Abdulaziz bin Khalifa al-Attiyah, the cousin of Qatar’s foreign minister and a former member of the Qatar Olympic Committee, was convicted in June in absentia by a Lebanese court of funding international terrorism. He is also believed to be connected to alleged terrorist, Umar al-Qatari, known as the “Wolf of al-Qaeda.”

In May 2012, al-Attiyah was detained in Lebanon, following a tip-off by Western intelligence agencies. Lebanese media reports claim that al-Attiyah met and paid $20,000 to al-Qatari and Shadi al-Mawlawi, another al-Qaeda operative. Al-Qatari was arrested at the Beirut airport as he tried to leave the country with the funds intended for al-Qaeda. He remains in prison in Lebanon to this day. Al-Attiyah, however, was allowed to leave the country before his trial after pressure by Qatar on the Lebanese government. According to some reports, the Qatari government threatened to expel 30,000 Lebanese citizens from the country unless al-Attiyah was released.

The Telegraph points out that al-Attiyah’s conviction is one of many events that ties members of the Qatari government to the funding of terrorism. In August 2013, al-Qaeda linked group al-Nusra Front, instructed donors to channel money to the group through Qatar-based Mahdid Ahl al-Sham Campaign, a group which sought donations to arm Jihadists in Syria and which al-Attiyah helped co-present a fundraising video for. “Mr al-Attiyah’s case appears to show another instance of Qatar’s government taking the side of an alleged terror financier to the dismay of the international community in our fight against groups like ISIS and al-Qaeda,” said David Weinberg, of the U.S.-based Foundation for the Defense of Democracies.

Abdullah bin Hamad al-Attiyah, Qatar’s former energy minister and deputy prime minister, and a cousin of al-Attiyah, now heads the country’s “administrative control and transparency agency” responsible for enforcement against money laundering and terrorist funding. Khalid bin Mohammed al-Attiyah, Qatar’s foreign minister, is also a cousin of al-Attiyah, and insisted earlier this month that Qatar “does not support in any way the radical groups who are terrorizing innocent citizens.” It should be noted that the well connected al-Attiyah family comes from the same tribal lineage as the ruling al-Thani family, the Bani Tamim, and is considered the second most prominent clan in Qatar.

Though absent at his June 2014 trial, al-Attiyah was sentenced to seven years in prison for “belonging to an armed terrorist organization and conspiring against state institutions with the purpose of altering the structure of the Lebanese state,” and for “financing terrorist groups and the introduction of weapons to Syria delivered through rebels.”

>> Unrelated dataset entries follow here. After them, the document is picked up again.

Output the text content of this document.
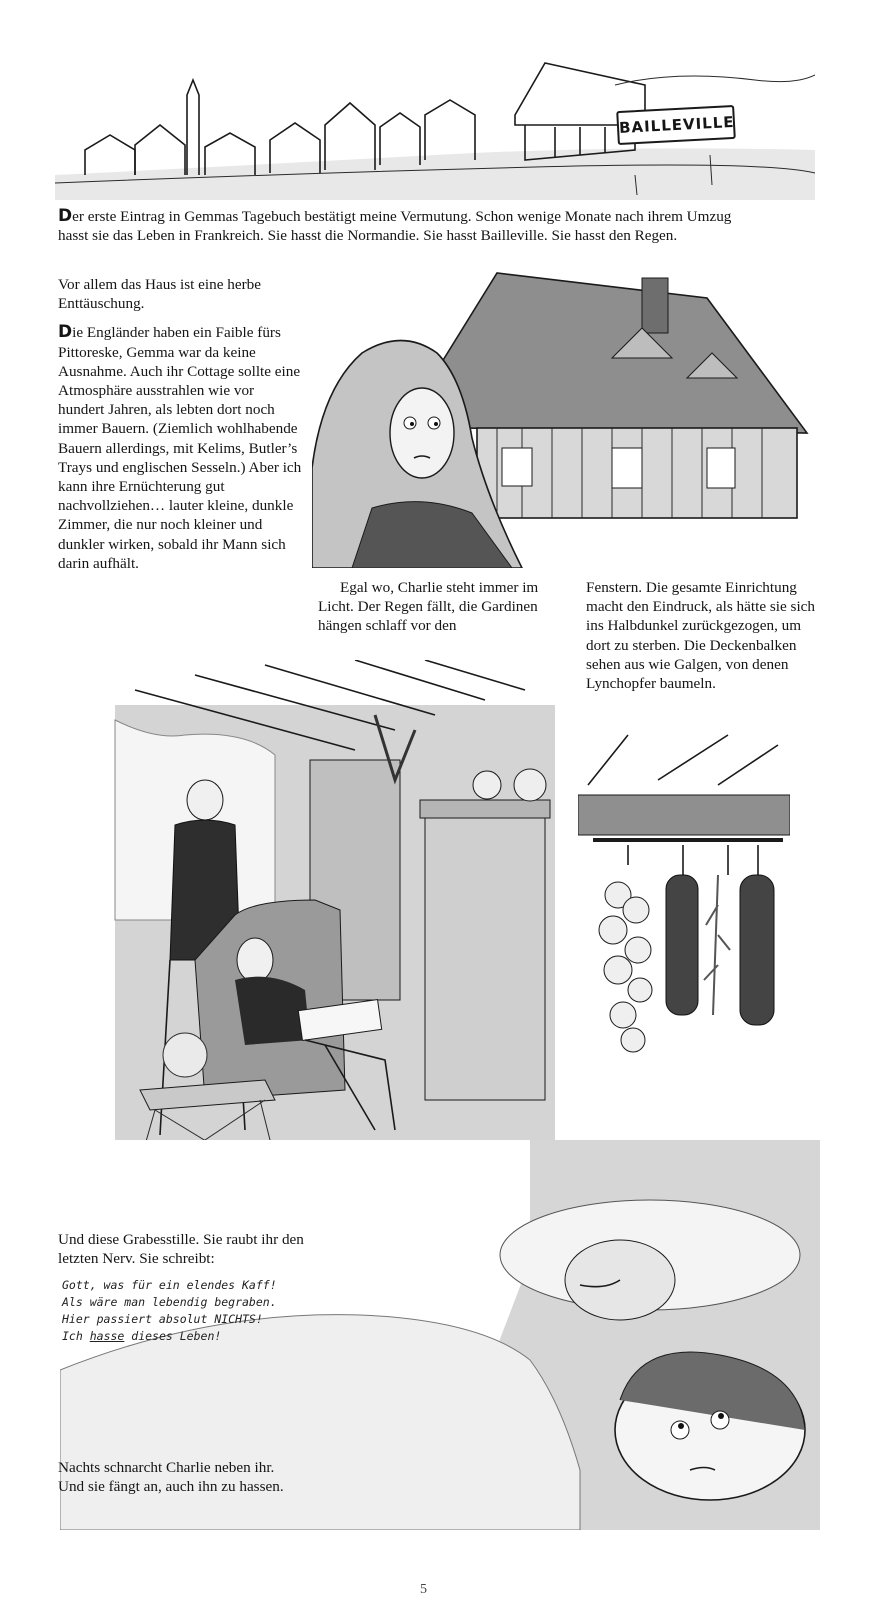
BAILLEVILLE

Der erste Eintrag in Gemmas Tagebuch bestätigt meine Vermutung. Schon wenige Monate nach ihrem Umzug hasst sie das Leben in Frankreich. Sie hasst die Normandie. Sie hasst Bailleville. Sie hasst den Regen.

Vor allem das Haus ist eine herbe Enttäuschung.
Die Engländer haben ein Faible fürs Pittoreske, Gemma war da keine Ausnahme. Auch ihr Cottage sollte eine Atmosphäre ausstrahlen wie vor hundert Jahren, als lebten dort noch immer Bauern. (Ziemlich wohlhabende Bauern allerdings, mit Kelims, Butler’s Trays und englischen Sesseln.) Aber ich kann ihre Ernüchterung gut nachvollziehen… lauter kleine, dunkle Zimmer, die nur noch kleiner und dunkler wirken, sobald ihr Mann sich darin aufhält.

Egal wo, Charlie steht immer im Licht. Der Regen fällt, die Gardinen hängen schlaff vor den

Fenstern. Die gesamte Einrichtung macht den Eindruck, als hätte sie sich ins Halbdunkel zurückgezogen, um dort zu sterben. Die Deckenbalken sehen aus wie Galgen, von denen Lynchopfer baumeln.

Und diese Grabesstille. Sie raubt ihr den letzten Nerv. Sie schreibt:

Gott, was für ein elendes Kaff!
Als wäre man lebendig begraben.
Hier passiert absolut NICHTS!
Ich hasse dieses Leben!

Nachts schnarcht Charlie neben ihr. Und sie fängt an, auch ihn zu hassen.

5
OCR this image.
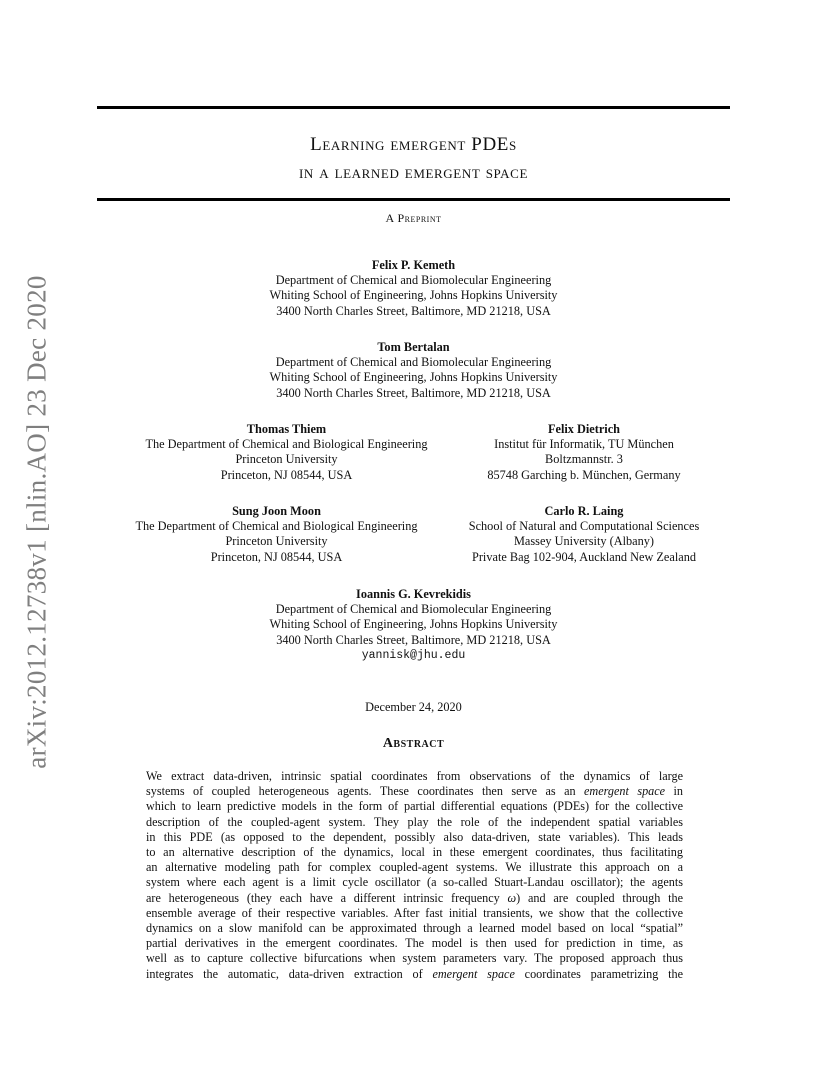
arXiv:2012.12738v1 [nlin.AO] 23 Dec 2020
Learning emergent PDEs
in a learned emergent space
A Preprint
Felix P. Kemeth
Department of Chemical and Biomolecular Engineering
Whiting School of Engineering, Johns Hopkins University
3400 North Charles Street, Baltimore, MD 21218, USA
Tom Bertalan
Department of Chemical and Biomolecular Engineering
Whiting School of Engineering, Johns Hopkins University
3400 North Charles Street, Baltimore, MD 21218, USA
Thomas Thiem
The Department of Chemical and Biological Engineering
Princeton University
Princeton, NJ 08544, USA
Felix Dietrich
Institut für Informatik, TU München
Boltzmannstr. 3
85748 Garching b. München, Germany
Sung Joon Moon
The Department of Chemical and Biological Engineering
Princeton University
Princeton, NJ 08544, USA
Carlo R. Laing
School of Natural and Computational Sciences
Massey University (Albany)
Private Bag 102-904, Auckland New Zealand
Ioannis G. Kevrekidis
Department of Chemical and Biomolecular Engineering
Whiting School of Engineering, Johns Hopkins University
3400 North Charles Street, Baltimore, MD 21218, USA
yannisk@jhu.edu
December 24, 2020
Abstract
We extract data-driven, intrinsic spatial coordinates from observations of the dynamics of large
systems of coupled heterogeneous agents. These coordinates then serve as an emergent space in
which to learn predictive models in the form of partial differential equations (PDEs) for the collective
description of the coupled-agent system. They play the role of the independent spatial variables
in this PDE (as opposed to the dependent, possibly also data-driven, state variables). This leads
to an alternative description of the dynamics, local in these emergent coordinates, thus facilitating
an alternative modeling path for complex coupled-agent systems. We illustrate this approach on a
system where each agent is a limit cycle oscillator (a so-called Stuart-Landau oscillator); the agents
are heterogeneous (they each have a different intrinsic frequency ω) and are coupled through the
ensemble average of their respective variables. After fast initial transients, we show that the collective
dynamics on a slow manifold can be approximated through a learned model based on local “spatial”
partial derivatives in the emergent coordinates. The model is then used for prediction in time, as
well as to capture collective bifurcations when system parameters vary. The proposed approach thus
integrates the automatic, data-driven extraction of emergent space coordinates parametrizing the
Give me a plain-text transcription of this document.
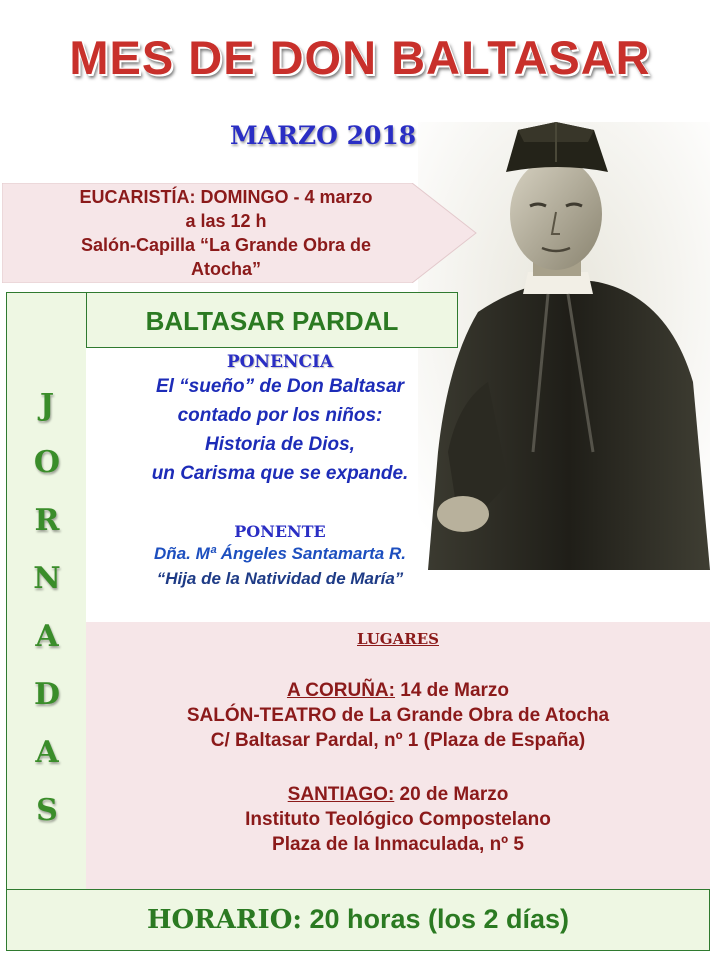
MES DE DON BALTASAR
MARZO 2018
EUCARISTÍA: DOMINGO - 4 marzo
a las 12 h
Salón-Capilla “La Grande Obra de
Atocha”
J
O
R
N
A
D
A
S
BALTASAR PARDAL
PONENCIA
El “sueño” de Don Baltasar
contado por los niños:
Historia de Dios,
un Carisma que se expande.
PONENTE
Dña. Mª Ángeles Santamarta R.
“Hija de la Natividad de María”
LUGARES
A CORUÑA: 14 de Marzo
SALÓN-TEATRO de La Grande Obra de Atocha
C/ Baltasar Pardal, nº 1 (Plaza de España)
SANTIAGO: 20 de Marzo
Instituto Teológico Compostelano
Plaza de la Inmaculada, nº 5
HORARIO: 20 horas (los 2 días)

To this day, Qatar insists that it does not fund terrorism. “We don’t fund extremists. If you talk about certain movements, especially in Syria and Iraq, we all consider them terrorist movements,” said Sheikh Tamim bin Hamad Al-Thani, the Emir of Qatar. Adding that, “I know that in America and some countries they look at some movements as terrorist movements … But there are differences. In some countries some people thought that any group with an Islamic background were terrorists and we don’t accept that.”